Discrete math challenges calculus as cornerstone of college mathematics

Standing before a blackboard with chalk in hand and wearing plaid shorts to beat the late summer heat, Donald Small could just as easily be a football coach positioning X's and O's as a math professor explaining the revolution taking place in college mathematics departments.

''Just about every math department in the country is looking at ways in which discrete math can be incorporated into their curriculum in the next few years,'' says the Colby College professor.

Discrete math - sometimes called ''the language of computers'' - is challenging calculus as the cornerstone of mathematics study at the collegiate level. Its growing prominence springs from the tie to computers, and thus to a growing number of fields that rely on computers in research.

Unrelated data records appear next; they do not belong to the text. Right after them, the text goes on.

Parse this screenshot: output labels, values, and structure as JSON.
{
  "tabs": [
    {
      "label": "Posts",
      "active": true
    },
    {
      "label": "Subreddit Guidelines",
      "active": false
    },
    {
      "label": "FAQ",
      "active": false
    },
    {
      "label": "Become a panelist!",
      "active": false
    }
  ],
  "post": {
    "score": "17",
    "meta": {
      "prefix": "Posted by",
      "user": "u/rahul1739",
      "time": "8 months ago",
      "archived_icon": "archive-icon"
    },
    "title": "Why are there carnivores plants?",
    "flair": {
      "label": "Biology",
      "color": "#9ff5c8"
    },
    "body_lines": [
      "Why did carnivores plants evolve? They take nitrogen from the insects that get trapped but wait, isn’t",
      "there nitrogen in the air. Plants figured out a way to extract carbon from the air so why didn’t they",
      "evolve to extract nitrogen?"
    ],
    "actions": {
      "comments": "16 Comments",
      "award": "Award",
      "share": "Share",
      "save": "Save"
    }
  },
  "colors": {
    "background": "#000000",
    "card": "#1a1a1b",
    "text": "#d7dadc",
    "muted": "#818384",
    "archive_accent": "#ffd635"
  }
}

The new-style math focuses largely on the solving of quantitative problems. For instance: How much oil will an offshore well produce each year if it is producing 1,000 barrels a day at a declining rate of 1 percent per week? Such calculations are known as discontinuous math, in contrast with calculus (calculating the speed of a particle in physics, for example), which is known as continuous math.

Interest in discrete mathematics intensified this past summer when the Alfred P. Sloan Foundation announced grants to six colleges and universities to develop a new curriculum with discrete mathematics as its core.

Grants totaling $240,000 went in equal shares to Colby College, the University of Delaware, the University of Denver, Florida State University, Montclair State College, and St. Olaf College.

The importance of discrete math lies in its application to the challenges inherent in an information-based economy. ''Discrete math is a better system for problem-solving than what we have now - and industry wants problem solvers,'' says Dr. Small. ''There's no question the economy - and society in general - will be highly dependent on discrete math. Whether it will depend on the discrete mathematician, though, is another question.''

That dependence, as well as the upsurge in interest in discrete math, can be linked to computers. Computers function like discrete mathematicians - in terms of quantities and symbols. Social scientists, engineers, and physical scientists all use computers, and thus could benefit by training in discrete math.

''With the advent of computers we are much, much more concerned with efficiency and that's what discrete math is all about,'' says Small. ''It is also algorithms. And when you are writing a computer program you are writing an algorithm.''

The problem with discrete math is this: there is at present no univerally accepted definition of what should constitute a discrete math course. Unlike calculus, discrete math has no fundamental theorems.

The major obstacles that confront the schools awarded grants are condensing the traditional 11/2-year calculus program into one year and developing a full one-year discrete math course. Currently there are few if any textbooks focusing on discrete math.